Once my son was born I only had to spend about 2 more weeks in Germany, and let me tell you I was excited to get to my new home and back to my pets. Getting here honestly was almost an issue, at first they weren't going to let my son fly back to the states with us because he wasn't put on his dads orders; so we had to pay out of pocket ($1,000) for him to fly with us on the military rotater flight. We got to Holloman AFB in New Mexico on 4 September and I was surprised at how flat and desert the place was. Also I came to realize how in the middle of no where this base was - literally the closest town was 20 minutes away and the next closest after that is 45 minutes away (Las Cruces). 

From there my marriage started to fall apart slowly, my sons dad started drinking more and not really helping with our son at all. I was exhausted. There was literally a point in the first couple of months in my sons life where I didn't shower for at least 7 days. I just didn't have the energy to keep the house spotless and take care of my son - mainly because he was waking up every 2 hours so I was barely sleeping. When my son was 4 months old (December 2015) his dad went TDY for two weeks - this was the first time I had been left completely alone with my son. I ended up getting really sick - to the point of puking which is something I never do. Once his dad got back things didn't really change at all, and I had barely heard from him the whole time he was gone for training. There was two weeks where he was off of work and he literally drank about 6 regular large bottles of alcohol and 3-4 handles of alcohol. He stayed drunk the whole two weeks he was off (from around Christmas to his birthday in early January). I had gotten fed up. I started falling out of love with him, and it just continued to get worse as the months went on. 

Come June of 2016 it's time for my sons dad to go TDY again, this time to Las Vegas and I already knew that it was going to repeat of him not talking to me the whole time he was gone. And I was not disappointed. He spent many a nights on the Las Vegas strip but could barely spare the time to talk to me and his child. He got back and shortly after I told him I wasn't happy and that for the time being I couldn't be with him; that I wasn't saying we couldn't possibly work out later in the future but for now we couldn't. It was a difficult time for me. In August we went to see his parents in Georgia because we had gotten notification that he was supposed to deploy in October. Things didn't improve while we were there, honestly I realized how incompatible we really were. 

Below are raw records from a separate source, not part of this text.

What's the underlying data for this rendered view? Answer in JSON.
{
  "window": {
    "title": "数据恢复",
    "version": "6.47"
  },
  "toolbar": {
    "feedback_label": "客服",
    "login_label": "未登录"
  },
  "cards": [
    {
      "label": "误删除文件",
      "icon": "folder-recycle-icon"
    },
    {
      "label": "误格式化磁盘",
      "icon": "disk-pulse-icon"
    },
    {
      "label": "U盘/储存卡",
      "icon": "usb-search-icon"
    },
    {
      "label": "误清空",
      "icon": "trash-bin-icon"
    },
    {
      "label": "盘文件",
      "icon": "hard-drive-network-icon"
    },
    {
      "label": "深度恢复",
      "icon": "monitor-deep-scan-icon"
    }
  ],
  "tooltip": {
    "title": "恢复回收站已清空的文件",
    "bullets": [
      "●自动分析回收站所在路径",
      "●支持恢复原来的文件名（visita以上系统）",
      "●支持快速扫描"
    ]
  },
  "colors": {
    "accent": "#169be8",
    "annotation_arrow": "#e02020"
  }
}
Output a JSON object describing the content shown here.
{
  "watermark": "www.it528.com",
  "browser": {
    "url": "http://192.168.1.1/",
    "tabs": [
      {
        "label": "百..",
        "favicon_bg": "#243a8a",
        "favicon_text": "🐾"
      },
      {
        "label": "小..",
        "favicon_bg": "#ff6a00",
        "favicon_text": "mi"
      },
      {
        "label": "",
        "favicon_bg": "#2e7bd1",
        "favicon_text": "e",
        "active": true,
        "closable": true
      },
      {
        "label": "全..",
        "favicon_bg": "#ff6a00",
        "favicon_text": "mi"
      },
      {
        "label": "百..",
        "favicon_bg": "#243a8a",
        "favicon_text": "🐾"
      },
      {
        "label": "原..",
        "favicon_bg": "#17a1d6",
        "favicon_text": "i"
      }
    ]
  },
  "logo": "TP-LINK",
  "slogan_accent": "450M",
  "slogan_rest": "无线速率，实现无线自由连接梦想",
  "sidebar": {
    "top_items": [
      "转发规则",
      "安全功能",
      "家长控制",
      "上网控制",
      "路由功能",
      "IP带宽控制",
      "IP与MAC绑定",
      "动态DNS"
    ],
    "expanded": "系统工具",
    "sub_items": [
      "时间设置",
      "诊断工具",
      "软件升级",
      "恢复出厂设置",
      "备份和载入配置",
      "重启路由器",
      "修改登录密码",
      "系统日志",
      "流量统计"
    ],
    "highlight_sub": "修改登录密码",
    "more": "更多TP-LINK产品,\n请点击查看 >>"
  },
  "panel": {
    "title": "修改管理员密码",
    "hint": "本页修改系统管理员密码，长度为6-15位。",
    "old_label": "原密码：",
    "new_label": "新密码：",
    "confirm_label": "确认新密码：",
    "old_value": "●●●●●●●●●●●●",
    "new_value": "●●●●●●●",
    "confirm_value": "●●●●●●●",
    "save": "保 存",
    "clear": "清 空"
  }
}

One thing I haven't mentioned yet is that in July I had made a friend that I had been chatting with on an app on my phone but we had never discussed meeting up. Once I got back from Georgia near the end of August and I knew that me and my sons father were over I decided I needed to make friends and hangout. I asked this person if they wanted to hangout and have a movie night and they agreed. I picked him up and we went to the store to get snacks and came back to his place to hangout. We ended up clicking really well, but both decided we were just going to be friends. Him because he was 19 and didn't know if he could handle being involved with a 28 year old mother of a 1 year old. Me because I was just separating from my sons father and had no idea how long the divorce would take but also because I didn't want to rush into another relationship. 

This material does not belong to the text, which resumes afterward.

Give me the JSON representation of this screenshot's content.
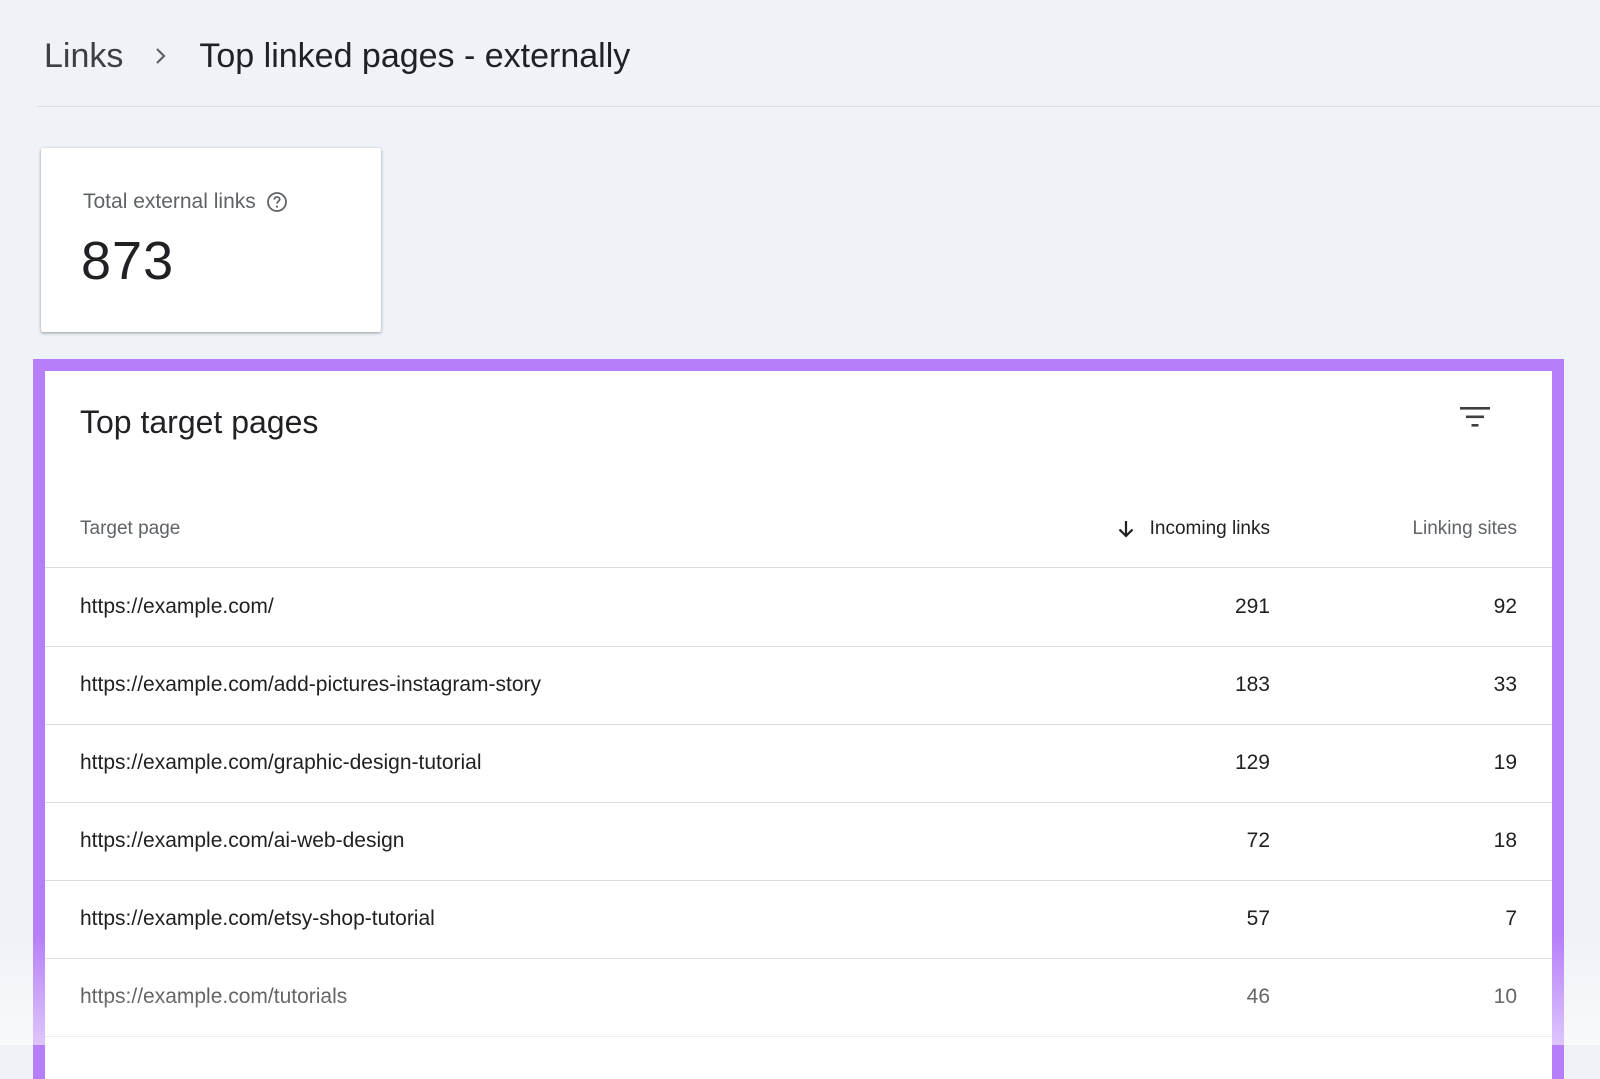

We hung out a lot and honestly he became one of my best friends. We both developed feelings for each other, but waited to say anything. Come October I drunkenly confessed my feelings for him and he tried even harder to push me away and make me hate him; because he had similar feelings for me. But I didn't find this out til months later. We continued our friendship but we both found it hard to stay away from one another. In December he went home on leave for New Years, and while I was out with a friend I got a drunken message from him and he was actually telling me he missed me. We ended up calling each other and he confessed his feelings for me. When he got back a couple of weeks later we started our official relationship, but we count us together since we both cut everyone else off. In February he admitted he loved me and in March I officially filed for my divorce. Now don't look at this as me being the bad guy in my last marriage, because honestly my sons father started dating someone in early December. In May my divorce was final, and I told Brandon that I was officially his. We moved in together on 1 June and then decided we didn't want to ever be apart and we married on 12 June. So far things have been amazing, he loves my son and treats him as if he were his child and even refers to him as his. Now it's November, and I'm about to turn 30 and we've discovered that we are about to have our own bundle of joy come next summer.